Healthy lifestyles: Is a hug, shove, nudge or smack best?

  • 27 February 2013
  • From the section Health
  • comments
Obese child
Image caption Obesity rates have been rising

With all the controversy over the government's NHS reforms, it is easy to forget the system is changing in terms of tackling unhealthy lifestyles too.

From 1 April, alongside the creation of a whole new structure in the health service, local government will be given responsibility for public health.

That means from encouraging people to give up smoking to drinking and eating less, it will be the job of councils to help us alter our unhealthy habits.

The move marks a return of public health to the local government fold - nearly 40 years after it was taken away.

In the meantime, the nation has got more obese and alcohol consumption has soared.

So what should councils do?

Ben Page, chief executive of the polling group Ipsos Mori, has perhaps put it most succinctly.

He says because of local government's power over everything from schools and planning to leisure services and green spaces it has a "great opportunity" to influence behaviour.

But councils have a choice over how they can go about this, he says. They can either hug, smack, nudge or shove.

Free leisure

But what exactly does he mean?

A look at what is happening already provides some clues.

While the NHS has been formally responsible for public health since 1974, the past decade has seen councils working increasingly closely with their NHS cousins.

It has resulted in some pretty interesting schemes.

Several areas have used financial incentives to get people to give up smoking - particularly among pregnant women and new mothers.
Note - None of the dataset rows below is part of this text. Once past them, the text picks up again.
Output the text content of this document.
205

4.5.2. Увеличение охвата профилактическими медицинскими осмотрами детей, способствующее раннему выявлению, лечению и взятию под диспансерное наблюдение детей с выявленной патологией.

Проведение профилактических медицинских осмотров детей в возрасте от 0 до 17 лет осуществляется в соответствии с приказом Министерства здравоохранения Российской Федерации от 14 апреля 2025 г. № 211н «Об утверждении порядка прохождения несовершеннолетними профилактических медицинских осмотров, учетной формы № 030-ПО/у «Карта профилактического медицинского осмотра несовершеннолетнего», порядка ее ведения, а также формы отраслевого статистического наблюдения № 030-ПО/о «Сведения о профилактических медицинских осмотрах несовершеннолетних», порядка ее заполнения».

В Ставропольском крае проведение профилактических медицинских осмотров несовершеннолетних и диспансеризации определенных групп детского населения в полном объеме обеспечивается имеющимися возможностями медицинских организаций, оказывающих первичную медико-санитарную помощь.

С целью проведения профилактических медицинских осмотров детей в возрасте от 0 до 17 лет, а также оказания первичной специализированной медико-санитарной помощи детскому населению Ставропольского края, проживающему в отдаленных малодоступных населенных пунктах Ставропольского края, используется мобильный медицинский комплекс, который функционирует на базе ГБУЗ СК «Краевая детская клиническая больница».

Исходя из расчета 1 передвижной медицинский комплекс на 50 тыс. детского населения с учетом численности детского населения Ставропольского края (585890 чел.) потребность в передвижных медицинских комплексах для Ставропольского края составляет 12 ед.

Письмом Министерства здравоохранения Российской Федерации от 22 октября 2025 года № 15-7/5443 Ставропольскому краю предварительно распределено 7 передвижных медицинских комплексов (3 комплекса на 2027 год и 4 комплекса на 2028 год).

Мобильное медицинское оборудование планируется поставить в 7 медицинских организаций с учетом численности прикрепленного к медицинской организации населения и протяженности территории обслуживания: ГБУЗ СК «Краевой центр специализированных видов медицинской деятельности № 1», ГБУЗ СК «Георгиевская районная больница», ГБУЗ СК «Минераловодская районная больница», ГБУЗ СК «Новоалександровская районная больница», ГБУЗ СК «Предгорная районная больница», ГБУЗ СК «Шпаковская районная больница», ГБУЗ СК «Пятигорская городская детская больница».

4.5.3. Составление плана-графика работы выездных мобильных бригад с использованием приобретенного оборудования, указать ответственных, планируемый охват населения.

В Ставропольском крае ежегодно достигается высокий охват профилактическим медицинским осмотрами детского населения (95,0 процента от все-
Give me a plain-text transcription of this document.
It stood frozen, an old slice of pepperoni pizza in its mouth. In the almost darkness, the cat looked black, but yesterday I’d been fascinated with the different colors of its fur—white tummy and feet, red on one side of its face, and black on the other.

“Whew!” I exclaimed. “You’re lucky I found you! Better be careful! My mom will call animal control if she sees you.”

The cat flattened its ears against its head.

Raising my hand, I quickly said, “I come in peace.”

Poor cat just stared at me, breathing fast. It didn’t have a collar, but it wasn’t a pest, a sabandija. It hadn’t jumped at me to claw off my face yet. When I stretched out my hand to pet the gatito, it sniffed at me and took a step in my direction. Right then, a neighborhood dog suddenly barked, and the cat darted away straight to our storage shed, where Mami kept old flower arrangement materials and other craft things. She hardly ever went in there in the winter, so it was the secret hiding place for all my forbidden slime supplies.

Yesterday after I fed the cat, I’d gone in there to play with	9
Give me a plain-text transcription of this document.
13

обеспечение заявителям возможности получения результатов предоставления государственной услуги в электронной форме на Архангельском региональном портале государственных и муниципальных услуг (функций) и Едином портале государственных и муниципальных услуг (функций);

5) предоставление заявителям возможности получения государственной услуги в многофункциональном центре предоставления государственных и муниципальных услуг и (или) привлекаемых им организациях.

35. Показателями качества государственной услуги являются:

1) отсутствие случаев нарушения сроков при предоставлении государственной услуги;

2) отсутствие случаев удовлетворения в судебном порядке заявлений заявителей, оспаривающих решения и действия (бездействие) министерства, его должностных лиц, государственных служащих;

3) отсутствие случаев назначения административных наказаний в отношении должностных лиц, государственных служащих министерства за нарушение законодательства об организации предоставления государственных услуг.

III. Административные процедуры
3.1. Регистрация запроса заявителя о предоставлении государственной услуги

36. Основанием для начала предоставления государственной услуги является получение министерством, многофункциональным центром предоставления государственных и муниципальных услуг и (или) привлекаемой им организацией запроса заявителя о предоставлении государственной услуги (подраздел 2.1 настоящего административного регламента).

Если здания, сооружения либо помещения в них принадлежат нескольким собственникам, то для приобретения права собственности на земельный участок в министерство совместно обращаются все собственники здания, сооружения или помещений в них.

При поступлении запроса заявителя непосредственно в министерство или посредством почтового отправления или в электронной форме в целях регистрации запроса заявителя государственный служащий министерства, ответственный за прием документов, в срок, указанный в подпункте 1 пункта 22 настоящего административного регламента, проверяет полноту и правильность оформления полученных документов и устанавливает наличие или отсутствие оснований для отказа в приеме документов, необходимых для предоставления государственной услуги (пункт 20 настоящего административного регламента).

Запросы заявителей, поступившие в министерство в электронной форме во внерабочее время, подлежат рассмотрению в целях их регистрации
In exchange for quitting, they have received vouchers which they can then use to pay for nappies or other baby products.

That, of course, constitutes a hug.

Meanwhile, nudging, for which the government itself has been a strong advocate, involves more subtle approaches.

In some areas, councils have started providing free entry to leisure services at certain times.

But sometimes it involves smaller steps. For example, trading standards officers have been working with fish and chip shops in north-east England to get them to use salt shakers with fewer holes.

Reducing them from 17 to five can cut salt consumption by three quarters.

At the other end of the spectrum are the more draconian shoves or smacks.

These can involve closing down takeaways near schools (a shove) or a ban on smoking near playgrounds (a smack).

Dr Janet Atherton, president of the Association of Directors of Public Health, says "there's probably a place for all four".

To help kick-start the process, the government has provided councils with a ring-fenced budget of nearly £3bn to spend on public health initiatives.

This has caused some grumbling within local government, which is seeing the rest of its budget slashed, while others argue it is not enough to make a difference.

But many are still hopeful.

Research has shown that at any one time the NHS is only directly affecting the lives of one in five people.

But Blackburn's public health director, Dominic Harrison, says public health is different as it has a "much bigger impact".

He even says councils should challenge themselves to create a new perception of themselves.

He points out that what is done in the next few years could become as important in the public consciousness as hospitals - which, he says, symbolise our "willingness to care for each other".

If that happens, perhaps there will be marches to save a local council rather than the A&E department in the future.